For human beings, the ability to behave randomly isn't a matter of life or death, but it is an important cognitive skill that reflects our capacity for creativity and problem solving.
SEE ALSO: You use this word to help you through hard times without even knowing itThat's the good news.
The bad news is that, according to a new study published in PLOS Computational Biology, our aptitude for making random choices peaks at 25, slowly diminishes until we turn 60, and plummets from that point on.
That conclusion, which isn't too surprising given what we know about the aging process, was hard to definitively produce before. In the past, researchers used blunt statistical tools to determine people's ability to generate random sequences, like a string of numbers.
But the scientists behind this latest study ran trillions of programs on a supercomputer to analyze the algorithms behind the "random" choices people made while completing five online tasks.
"We are using a much more powerful approach," says Hector Zenil, a co-author of the study and an assistant professor of at the Karolinska Institutet in Stockholm, Sweden.
The exercises challenged the 3,429 participants to either make something look random or predict what would happen next in a random event. For example, in one task, people had to create a series of 12 head-or-tails coin flips that would appear random to someone else. Another task required generating, as randomly as possible, a string of 10 numbers between one and six.
Then the researchers evaluated all the participants' decisions according to their "algorithmic complexity," or basically, whether or not the patterns each person generated were easier or harder to summarize mathematically.
They took into account factors like gender, language, and education, but age was the only thing that changed how randomly people behaved. That ability, they found, peaked at age 25.
Zenil, who also heads the Algorithmic Nature Group, says that creating randomness is one measure of cognitive ability. The technique he and his fellow researchers used, he adds, could have implications for studying neurodegenerative diseases like Parkinson's and Alzheimer's.

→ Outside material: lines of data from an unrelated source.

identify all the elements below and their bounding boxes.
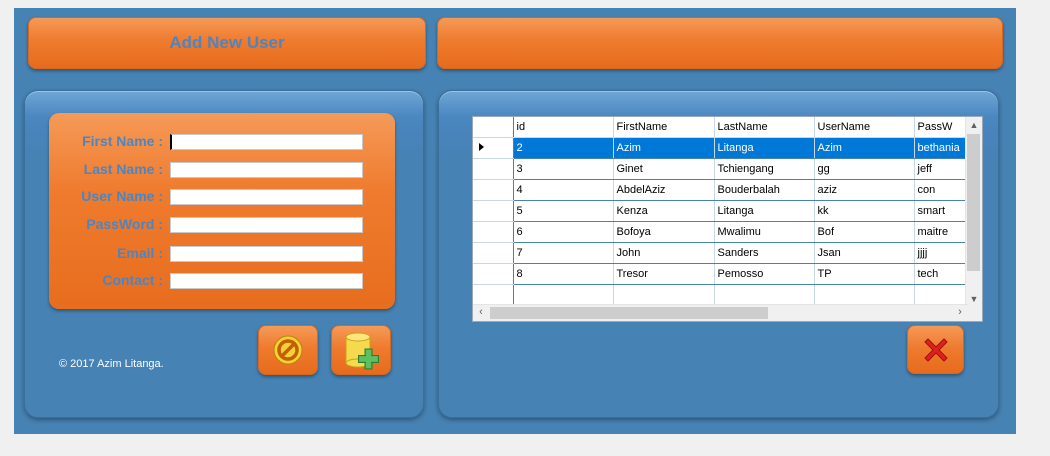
grid-corner <box>473 117 514 138</box>
cell-firstname[interactable]: Azim <box>613 137 715 159</box>
cell-firstname[interactable]: Ginet <box>613 158 715 180</box>
horizontal-scroll-thumb[interactable] <box>490 307 768 319</box>
last-name-label: Last Name : <box>83 161 163 177</box>
last-name-input[interactable] <box>170 162 363 178</box>
cell-lastname[interactable]: Bouderbalah <box>714 179 815 201</box>
contact-input[interactable] <box>170 273 363 289</box>
cell-username[interactable]: Azim <box>814 137 915 159</box>
contact-label: Contact : <box>102 272 163 288</box>
empty-cell <box>613 284 715 306</box>
cell-username[interactable]: aziz <box>814 179 915 201</box>
column-header-lastname[interactable]: LastName <box>714 117 815 138</box>
column-header-firstname[interactable]: FirstName <box>613 117 715 138</box>
cancel-button[interactable] <box>258 325 318 375</box>
table-row[interactable]: 8 Tresor Pemosso TP tech <box>473 263 975 285</box>
empty-cell <box>814 284 915 306</box>
table-row[interactable]: 5 Kenza Litanga kk smart <box>473 200 975 222</box>
cell-username[interactable]: Jsan <box>814 242 915 264</box>
close-button[interactable] <box>907 325 964 374</box>
cell-username[interactable]: Bof <box>814 221 915 243</box>
cell-firstname[interactable]: John <box>613 242 715 264</box>
user-name-label: User Name : <box>81 188 163 204</box>
copyright-text: © 2017 Azim Litanga. <box>59 358 164 370</box>
cell-username[interactable]: TP <box>814 263 915 285</box>
vertical-scroll-thumb[interactable] <box>967 134 980 271</box>
column-header-username[interactable]: UserName <box>814 117 915 138</box>
password-input[interactable] <box>170 217 363 233</box>
cell-id[interactable]: 6 <box>513 221 614 243</box>
contact-row: Contact : <box>49 271 395 291</box>
first-name-input[interactable] <box>170 134 363 150</box>
database-add-icon <box>345 332 379 370</box>
cell-firstname[interactable]: AbdelAziz <box>613 179 715 201</box>
table-row-partial <box>473 284 975 306</box>
table-row[interactable]: 6 Bofoya Mwalimu Bof maitre <box>473 221 975 243</box>
cell-lastname[interactable]: Tchiengang <box>714 158 815 180</box>
row-header[interactable] <box>473 221 514 243</box>
row-header[interactable] <box>473 242 514 264</box>
cell-id[interactable]: 5 <box>513 200 614 222</box>
user-form: First Name : Last Name : User Name : Pas… <box>49 113 395 309</box>
row-header[interactable] <box>473 179 514 201</box>
email-input[interactable] <box>170 246 363 262</box>
empty-cell <box>473 284 514 306</box>
main-window: Add New User First Name : Last Name : Us… <box>14 8 1016 434</box>
scrollbar-corner <box>966 305 982 321</box>
row-header[interactable] <box>473 200 514 222</box>
users-grid[interactable]: id FirstName LastName UserName PassW 2 Az… <box>472 116 983 322</box>
cell-id[interactable]: 8 <box>513 263 614 285</box>
column-header-id[interactable]: id <box>513 117 614 138</box>
first-name-row: First Name : <box>49 132 395 152</box>
last-name-row: Last Name : <box>49 160 395 180</box>
scroll-up-icon[interactable]: ▲ <box>966 117 982 133</box>
cell-id[interactable]: 3 <box>513 158 614 180</box>
table-row[interactable]: 2 Azim Litanga Azim bethania <box>473 137 975 159</box>
table-row[interactable]: 3 Ginet Tchiengang gg jeff <box>473 158 975 180</box>
cell-username[interactable]: gg <box>814 158 915 180</box>
first-name-label: First Name : <box>82 133 163 149</box>
cell-lastname[interactable]: Mwalimu <box>714 221 815 243</box>
cancel-icon <box>273 335 303 365</box>
email-label: Email : <box>117 245 163 261</box>
cell-lastname[interactable]: Sanders <box>714 242 815 264</box>
users-table: id FirstName LastName UserName PassW 2 Az… <box>473 117 975 306</box>
user-name-row: User Name : <box>49 187 395 207</box>
close-x-icon <box>923 337 948 362</box>
cell-id[interactable]: 2 <box>513 137 614 159</box>
scroll-left-icon[interactable]: ‹ <box>473 305 489 321</box>
add-user-button[interactable] <box>331 325 391 375</box>
cell-firstname[interactable]: Tresor <box>613 263 715 285</box>
table-row[interactable]: 7 John Sanders Jsan jjjj <box>473 242 975 264</box>
empty-cell <box>714 284 815 306</box>
cell-id[interactable]: 4 <box>513 179 614 201</box>
row-selector-arrow-icon[interactable] <box>473 137 514 159</box>
horizontal-scrollbar[interactable]: ‹ › <box>473 304 968 321</box>
grid-header-bar <box>437 17 1003 69</box>
password-row: PassWord : <box>49 215 395 235</box>
cell-id[interactable]: 7 <box>513 242 614 264</box>
vertical-scrollbar[interactable]: ▲ ▼ <box>965 117 982 307</box>
cell-lastname[interactable]: Litanga <box>714 200 815 222</box>
cell-lastname[interactable]: Pemosso <box>714 263 815 285</box>
grid-header-row: id FirstName LastName UserName PassW <box>473 117 975 138</box>
user-name-input[interactable] <box>170 189 363 205</box>
page-title: Add New User <box>28 17 426 69</box>
row-header[interactable] <box>473 263 514 285</box>
cell-firstname[interactable]: Bofoya <box>613 221 715 243</box>
cell-lastname[interactable]: Litanga <box>714 137 815 159</box>
cell-username[interactable]: kk <box>814 200 915 222</box>
row-header[interactable] <box>473 158 514 180</box>
password-label: PassWord : <box>86 216 163 232</box>
empty-cell <box>513 284 614 306</box>
email-row: Email : <box>49 244 395 264</box>
table-row[interactable]: 4 AbdelAziz Bouderbalah aziz con <box>473 179 975 201</box>
cell-firstname[interactable]: Kenza <box>613 200 715 222</box>
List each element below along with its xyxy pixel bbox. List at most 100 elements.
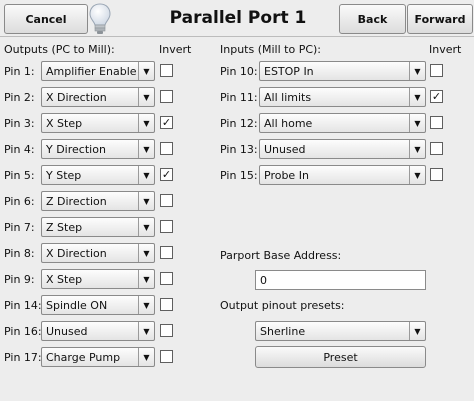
select-value: All limits [264, 91, 312, 104]
select-value: Z Direction [46, 195, 107, 208]
outputs-pin-7-select[interactable]: Z Step ▼ [41, 217, 155, 237]
select-value: Y Step [46, 169, 82, 182]
outputs-pin-7-invert-checkbox[interactable] [160, 220, 173, 233]
inputs-pin-11-invert-checkbox[interactable]: ✓ [430, 90, 443, 103]
chevron-down-icon: ▼ [138, 88, 154, 106]
outputs-pin-14-label: Pin 14: [4, 299, 42, 312]
outputs-invert-heading: Invert [159, 43, 192, 56]
outputs-pin-8-select[interactable]: X Direction ▼ [41, 243, 155, 263]
outputs-pin-6-label: Pin 6: [4, 195, 35, 208]
chevron-down-icon: ▼ [138, 192, 154, 210]
outputs-pin-1-invert-checkbox[interactable] [160, 64, 173, 77]
outputs-pin-16-invert-checkbox[interactable] [160, 324, 173, 337]
lightbulb-icon [88, 2, 112, 36]
preset-select-value: Sherline [260, 325, 306, 338]
outputs-pin-17-invert-checkbox[interactable] [160, 350, 173, 363]
chevron-down-icon: ▼ [138, 244, 154, 262]
forward-button[interactable]: Forward [407, 4, 473, 34]
chevron-down-icon: ▼ [409, 62, 425, 80]
output-pinout-presets-label: Output pinout presets: [220, 299, 345, 312]
outputs-pin-17-label: Pin 17: [4, 351, 42, 364]
outputs-heading: Outputs (PC to Mill): [4, 43, 115, 56]
outputs-pin-5-invert-checkbox[interactable]: ✓ [160, 168, 173, 181]
outputs-pin-3-label: Pin 3: [4, 117, 35, 130]
select-value: Charge Pump [46, 351, 121, 364]
outputs-pin-3-select[interactable]: X Step ▼ [41, 113, 155, 133]
inputs-pin-15-invert-checkbox[interactable] [430, 168, 443, 181]
inputs-pin-15-select[interactable]: Probe In ▼ [259, 165, 426, 185]
select-value: Probe In [264, 169, 309, 182]
select-value: Y Direction [46, 143, 106, 156]
outputs-pin-1-select[interactable]: Amplifier Enable ▼ [41, 61, 155, 81]
back-button[interactable]: Back [339, 4, 406, 34]
outputs-pin-2-invert-checkbox[interactable] [160, 90, 173, 103]
chevron-down-icon: ▼ [409, 322, 425, 340]
preset-button[interactable]: Preset [255, 346, 426, 368]
outputs-pin-14-invert-checkbox[interactable] [160, 298, 173, 311]
select-value: X Step [46, 273, 83, 286]
parport-base-address-label: Parport Base Address: [220, 249, 342, 262]
inputs-pin-13-invert-checkbox[interactable] [430, 142, 443, 155]
chevron-down-icon: ▼ [138, 140, 154, 158]
preset-select[interactable]: Sherline ▼ [255, 321, 426, 341]
outputs-pin-8-invert-checkbox[interactable] [160, 246, 173, 259]
select-value: Amplifier Enable [46, 65, 137, 78]
select-value: X Direction [46, 247, 107, 260]
inputs-pin-10-select[interactable]: ESTOP In ▼ [259, 61, 426, 81]
outputs-pin-3-invert-checkbox[interactable]: ✓ [160, 116, 173, 129]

The current research didn't focus on the connection between randomness and problem-solving skills or creativity, but Zenil thinks a complex relationship links those abilities. More flexible and out-of-the-box thinking could arguably improve one's capacity for finding new solutions, for example.
In the meantime, anyone can give the tasks in Zenil's study a shot. They can be completed online in about five minutes as part of the ongoing study.
Just don't overthink your own attempt at randomness now that you know your age may make all the difference.